The windchill in Minneapolis registered around thirty below this morning, and I went to Target without a coat.
No, I'm not suicidal. No, my blood type isn't "antifreeze." I live in a building with underground heated parking, and it is worth every penny of rent I pay on days like this.
I needed groceries and laundry detergent if my Sunday plans of tv and meal prep were going to pan out, but when I woke up to this, all I wanted to do was stay buried under the covers whimpering:
That's ice INSIDE my windows. It's so cold the inside of my apartment is freezing.
I feel like I can't really complain, given at this very moment there are thousands of people just a few miles away voluntarily watching the Vikings play the Seahawks outside at TCF Bank Stadium. Then again, that's their choice, and there are few things I like enough to be outside in weather like this for four minutes, much less four hours.
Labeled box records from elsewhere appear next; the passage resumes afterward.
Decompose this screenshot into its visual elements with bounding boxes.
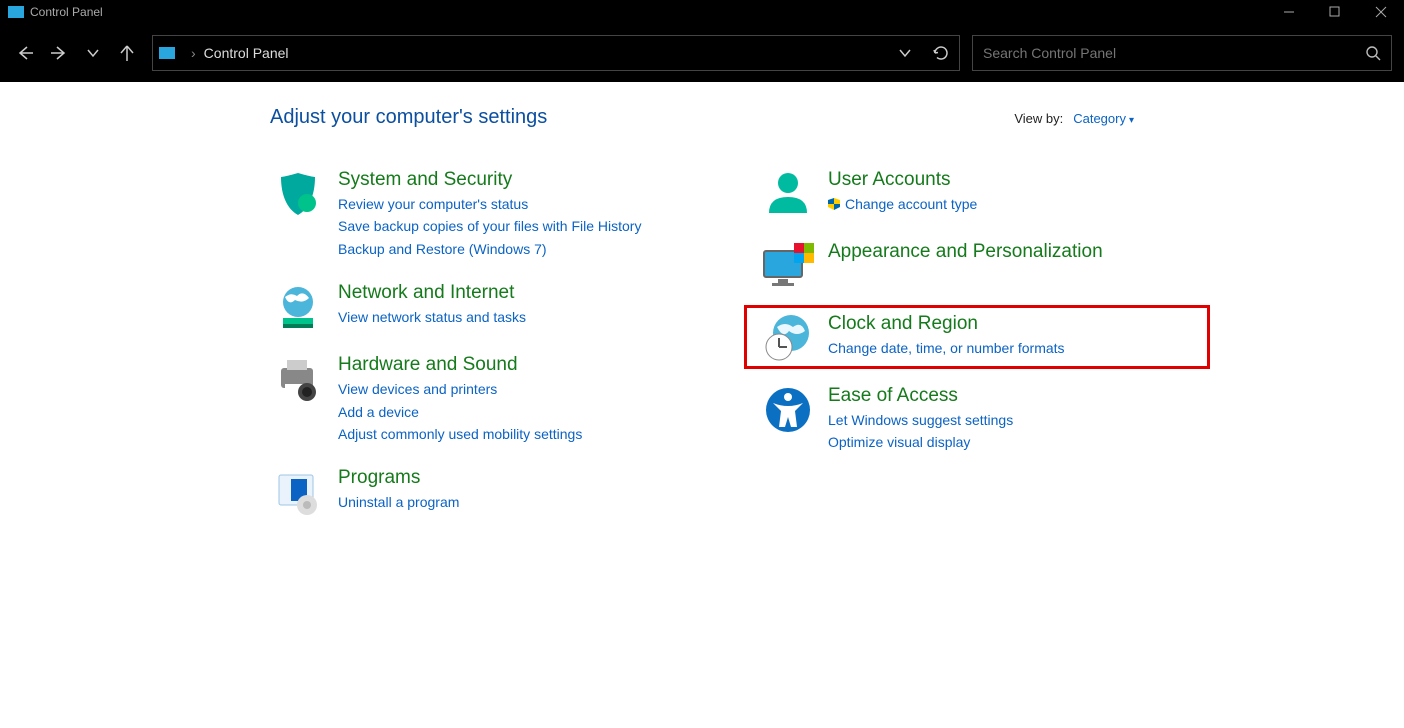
clock-globe-icon xyxy=(760,313,816,363)
recent-button[interactable] xyxy=(76,36,110,70)
user-icon xyxy=(760,169,816,219)
maximize-button[interactable] xyxy=(1312,0,1358,24)
category-column-left: System and Security Review your computer… xyxy=(270,169,700,539)
category-ease-of-access: Ease of Access Let Windows suggest setti… xyxy=(760,385,1190,454)
up-button[interactable] xyxy=(110,36,144,70)
link-optimize-display[interactable]: Optimize visual display xyxy=(828,431,1013,453)
window-title: Control Panel xyxy=(30,5,103,19)
content: Adjust your computer's settings View by:… xyxy=(0,82,1404,728)
category-title[interactable]: Ease of Access xyxy=(828,385,1013,407)
link-backup-restore[interactable]: Backup and Restore (Windows 7) xyxy=(338,238,641,260)
category-network-internet: Network and Internet View network status… xyxy=(270,282,700,332)
category-hardware-sound: Hardware and Sound View devices and prin… xyxy=(270,354,700,445)
control-panel-icon xyxy=(8,6,24,18)
uac-shield-icon xyxy=(828,194,840,206)
category-appearance: Appearance and Personalization xyxy=(760,241,1190,291)
address-dropdown-button[interactable] xyxy=(887,35,923,71)
search-icon[interactable] xyxy=(1355,45,1391,61)
close-button[interactable] xyxy=(1358,0,1404,24)
viewby-label: View by: xyxy=(1014,111,1063,126)
breadcrumb[interactable]: Control Panel xyxy=(204,45,289,61)
link-text: Change account type xyxy=(845,196,977,212)
shield-icon xyxy=(270,169,326,260)
control-panel-icon xyxy=(159,47,175,59)
category-title[interactable]: Hardware and Sound xyxy=(338,354,582,376)
category-column-right: User Accounts Change account type xyxy=(760,169,1190,539)
titlebar: Control Panel xyxy=(0,0,1404,24)
monitor-icon xyxy=(760,241,816,291)
page-title: Adjust your computer's settings xyxy=(270,106,547,129)
link-date-time-formats[interactable]: Change date, time, or number formats xyxy=(828,337,1065,359)
back-button[interactable] xyxy=(8,36,42,70)
link-change-account-type[interactable]: Change account type xyxy=(828,193,977,215)
globe-icon xyxy=(270,282,326,332)
category-title[interactable]: Programs xyxy=(338,467,459,489)
category-title[interactable]: System and Security xyxy=(338,169,641,191)
category-clock-region: Clock and Region Change date, time, or n… xyxy=(760,313,1190,363)
link-review-status[interactable]: Review your computer's status xyxy=(338,193,641,215)
search-input[interactable] xyxy=(973,45,1355,61)
address-bar[interactable]: › Control Panel xyxy=(152,35,960,71)
link-devices-printers[interactable]: View devices and printers xyxy=(338,378,582,400)
link-windows-suggest[interactable]: Let Windows suggest settings xyxy=(828,409,1013,431)
minimize-button[interactable] xyxy=(1266,0,1312,24)
breadcrumb-chevron-icon: › xyxy=(191,45,196,61)
link-network-status[interactable]: View network status and tasks xyxy=(338,306,526,328)
category-programs: Programs Uninstall a program xyxy=(270,467,700,517)
category-title[interactable]: Network and Internet xyxy=(338,282,526,304)
link-add-device[interactable]: Add a device xyxy=(338,401,582,423)
category-title[interactable]: User Accounts xyxy=(828,169,977,191)
search-bar[interactable] xyxy=(972,35,1392,71)
programs-icon xyxy=(270,467,326,517)
link-file-history[interactable]: Save backup copies of your files with Fi… xyxy=(338,215,641,237)
category-system-security: System and Security Review your computer… xyxy=(270,169,700,260)
link-mobility-settings[interactable]: Adjust commonly used mobility settings xyxy=(338,423,582,445)
navbar: › Control Panel xyxy=(0,24,1404,82)
viewby-dropdown[interactable]: Category▾ xyxy=(1073,111,1134,126)
accessibility-icon xyxy=(760,385,816,454)
category-title[interactable]: Appearance and Personalization xyxy=(828,241,1103,263)
category-user-accounts: User Accounts Change account type xyxy=(760,169,1190,219)
forward-button[interactable] xyxy=(42,36,76,70)
chevron-down-icon: ▾ xyxy=(1129,115,1134,126)
printer-camera-icon xyxy=(270,354,326,445)
link-uninstall-program[interactable]: Uninstall a program xyxy=(338,491,459,513)
viewby-value: Category xyxy=(1073,111,1126,126)
category-title[interactable]: Clock and Region xyxy=(828,313,1065,335)
refresh-button[interactable] xyxy=(923,35,959,71)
Enter heated underground parking, at both my apartment and the downtown Target, and I was able to convince myself to gird my loins, put on pants that weren't flannel, and make a Target run. My car registered at a balmy 69 degrees when I started it in my apartment garage, and plummeted to -4 within about 3 minutes of being exposed to glacial tundra air. After about a half hour in Target, the car had warmed back up to 40 degrees when I made my exit to head home. No hat, scarf or mittens necessary: just two free hands to carry the groceries and a reminder that there are saving graces to this arctic weather.
You know you're a Minnesotan when this is the stuff deemed fairy-tale blogworthy. That said, thank you, dear apartment complex, and thank you, downtown Target, for making this hellish polar vortex a little more tolerable.